The Newtown shooting had a profound impact on me. I was sitting in my home office listening to CNN (because that’s what a news junkie like me does) and I heard the breaking news “sting.” Within 30 minutes, I picked up my daughter from Pre-K and whisked her off to get our nails done. She would be in kindergarten next year and all I could think of was someone gunning her down inside her classroom filled with ABC’s and crayons.
Months later, we chose her elementary school based on the amount of security the school had, and the multi-step process it took to get in the door.
North Carolina has had four school shootings since the Newtown tragedy, making the state tied for fourth place with California. Think about that — a tie for fourth place with a state that could fit three “North Carolina’s” in its geographic area.
I’m starting to believe that it’s not if, but when our family has a brush with an act of gun violence. It’s not that I think that one of my children will get shot, but I expect that within the next 13 years of public school, I will at least once get a robo-call about a threat in or around the school. Then I think, if I truly believe that, what the hell am I doing sending my daughters to school at all?
I can’t place them in a bubble. I know that shootings happen inside malls, movie theaters, and on streets– and I know that this has to stop. This is me joining the chorus of people saying, “How many more children have to die?”
Our President regularly makes statements after each shooting. The media pundits echo his remarks. Every time, we re-post and share blogs and editorials in Facebook and Twitter. We’re all living in a cycle of determination and vindication shouting that something must change, and yet nothing ever does.
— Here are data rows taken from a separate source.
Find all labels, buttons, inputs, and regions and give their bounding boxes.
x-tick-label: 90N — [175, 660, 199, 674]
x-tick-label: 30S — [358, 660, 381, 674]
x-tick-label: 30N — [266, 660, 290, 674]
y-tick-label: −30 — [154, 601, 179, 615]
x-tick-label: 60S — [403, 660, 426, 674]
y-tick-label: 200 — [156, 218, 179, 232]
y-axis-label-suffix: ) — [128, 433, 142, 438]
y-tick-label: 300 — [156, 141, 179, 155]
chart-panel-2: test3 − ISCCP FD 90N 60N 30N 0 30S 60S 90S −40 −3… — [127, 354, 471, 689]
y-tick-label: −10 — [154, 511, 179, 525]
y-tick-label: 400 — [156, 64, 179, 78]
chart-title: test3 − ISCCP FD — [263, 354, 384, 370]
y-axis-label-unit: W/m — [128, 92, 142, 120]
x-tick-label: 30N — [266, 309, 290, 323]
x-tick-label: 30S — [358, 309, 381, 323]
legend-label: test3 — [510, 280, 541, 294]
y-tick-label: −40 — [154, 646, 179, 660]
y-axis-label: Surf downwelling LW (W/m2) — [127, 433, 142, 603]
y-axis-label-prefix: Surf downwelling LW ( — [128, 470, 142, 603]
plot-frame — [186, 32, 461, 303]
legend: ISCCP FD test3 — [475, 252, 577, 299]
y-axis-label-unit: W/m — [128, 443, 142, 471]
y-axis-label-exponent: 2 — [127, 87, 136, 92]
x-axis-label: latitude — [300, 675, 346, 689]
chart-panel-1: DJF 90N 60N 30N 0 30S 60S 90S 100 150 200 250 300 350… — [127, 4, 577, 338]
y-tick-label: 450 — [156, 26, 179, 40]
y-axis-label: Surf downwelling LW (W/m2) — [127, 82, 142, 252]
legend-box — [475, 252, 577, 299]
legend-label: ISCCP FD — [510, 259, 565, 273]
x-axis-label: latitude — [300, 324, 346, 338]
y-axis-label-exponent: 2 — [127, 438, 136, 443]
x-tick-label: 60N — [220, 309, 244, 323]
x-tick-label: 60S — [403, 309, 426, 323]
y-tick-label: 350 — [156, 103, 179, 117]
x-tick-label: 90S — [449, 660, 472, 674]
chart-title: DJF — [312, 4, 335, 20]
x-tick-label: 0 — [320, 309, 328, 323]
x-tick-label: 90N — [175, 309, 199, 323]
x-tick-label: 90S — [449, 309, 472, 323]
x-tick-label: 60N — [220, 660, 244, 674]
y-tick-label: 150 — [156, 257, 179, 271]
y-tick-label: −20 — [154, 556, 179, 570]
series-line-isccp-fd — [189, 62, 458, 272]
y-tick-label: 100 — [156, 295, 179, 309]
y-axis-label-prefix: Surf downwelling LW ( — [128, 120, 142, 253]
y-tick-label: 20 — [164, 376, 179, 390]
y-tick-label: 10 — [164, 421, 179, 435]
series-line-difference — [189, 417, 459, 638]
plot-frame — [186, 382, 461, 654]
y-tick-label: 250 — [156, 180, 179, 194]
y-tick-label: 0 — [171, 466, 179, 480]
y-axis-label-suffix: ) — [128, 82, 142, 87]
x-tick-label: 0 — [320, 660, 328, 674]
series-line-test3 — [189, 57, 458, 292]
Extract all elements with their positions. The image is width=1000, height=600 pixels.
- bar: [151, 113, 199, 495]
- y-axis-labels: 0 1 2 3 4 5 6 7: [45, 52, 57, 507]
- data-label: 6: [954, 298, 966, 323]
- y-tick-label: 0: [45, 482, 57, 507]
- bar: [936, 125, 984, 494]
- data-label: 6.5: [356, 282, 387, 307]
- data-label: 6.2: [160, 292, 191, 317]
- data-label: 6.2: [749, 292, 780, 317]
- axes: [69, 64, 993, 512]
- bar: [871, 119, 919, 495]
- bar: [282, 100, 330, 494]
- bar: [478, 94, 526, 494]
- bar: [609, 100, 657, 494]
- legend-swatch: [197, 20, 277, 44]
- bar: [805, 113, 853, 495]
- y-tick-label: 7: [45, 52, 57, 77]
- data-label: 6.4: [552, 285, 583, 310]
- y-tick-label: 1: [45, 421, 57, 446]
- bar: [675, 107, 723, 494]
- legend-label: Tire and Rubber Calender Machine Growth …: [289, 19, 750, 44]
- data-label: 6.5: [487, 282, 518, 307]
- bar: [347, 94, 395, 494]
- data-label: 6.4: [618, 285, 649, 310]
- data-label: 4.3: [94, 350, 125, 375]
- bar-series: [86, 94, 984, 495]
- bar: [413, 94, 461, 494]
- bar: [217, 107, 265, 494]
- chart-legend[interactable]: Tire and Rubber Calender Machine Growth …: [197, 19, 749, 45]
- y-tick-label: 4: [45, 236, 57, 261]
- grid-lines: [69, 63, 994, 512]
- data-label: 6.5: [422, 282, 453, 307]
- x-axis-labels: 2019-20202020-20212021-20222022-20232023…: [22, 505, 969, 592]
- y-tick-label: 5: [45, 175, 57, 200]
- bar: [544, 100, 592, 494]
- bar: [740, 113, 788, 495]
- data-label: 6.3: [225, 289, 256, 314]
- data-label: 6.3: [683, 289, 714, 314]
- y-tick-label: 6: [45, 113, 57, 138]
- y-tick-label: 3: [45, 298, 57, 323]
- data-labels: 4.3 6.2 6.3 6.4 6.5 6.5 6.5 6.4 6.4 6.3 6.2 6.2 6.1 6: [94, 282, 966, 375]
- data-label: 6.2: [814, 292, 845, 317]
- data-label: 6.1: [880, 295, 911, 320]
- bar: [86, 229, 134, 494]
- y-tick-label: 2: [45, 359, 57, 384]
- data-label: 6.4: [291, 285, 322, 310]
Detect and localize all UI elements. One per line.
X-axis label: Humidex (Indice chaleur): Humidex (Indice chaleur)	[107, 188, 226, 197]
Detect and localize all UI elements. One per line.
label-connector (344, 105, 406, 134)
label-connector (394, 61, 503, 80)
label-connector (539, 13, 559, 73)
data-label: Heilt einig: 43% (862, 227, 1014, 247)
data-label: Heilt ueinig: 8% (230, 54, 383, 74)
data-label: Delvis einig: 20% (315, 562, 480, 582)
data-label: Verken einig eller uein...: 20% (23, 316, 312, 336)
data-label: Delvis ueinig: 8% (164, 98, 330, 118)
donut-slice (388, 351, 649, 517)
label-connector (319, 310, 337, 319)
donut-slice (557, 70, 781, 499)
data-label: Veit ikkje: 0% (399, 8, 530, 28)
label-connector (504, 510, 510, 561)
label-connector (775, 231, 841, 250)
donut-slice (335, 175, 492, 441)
Gun control is part of it. Yeah – I said it; suck it NRA. I have no problem with the right to bear arms, but why the heck does any hunter or person who wants to protect his or her family need a semiautomatic handgun or assault rifle?
Let’s all get reasonable. If this is truly a crisis – and I believe it is – let’s step out from behind our party lines, and leave our guns, chipped shoulders, and NRA cards at the door. We can mutually agree that innocent people shouldn’t die because it’s easier for a 15 year old to get their hands on a gun than appropriate psychological attention. Let’s start there, and work backwards towards a solution. I believe in the end, gun owners can still keep weapons relevant for hunting and defense, and dangerous people won’t get their hands on weapons that no one has business possessing. Most importantly, our children will be safer.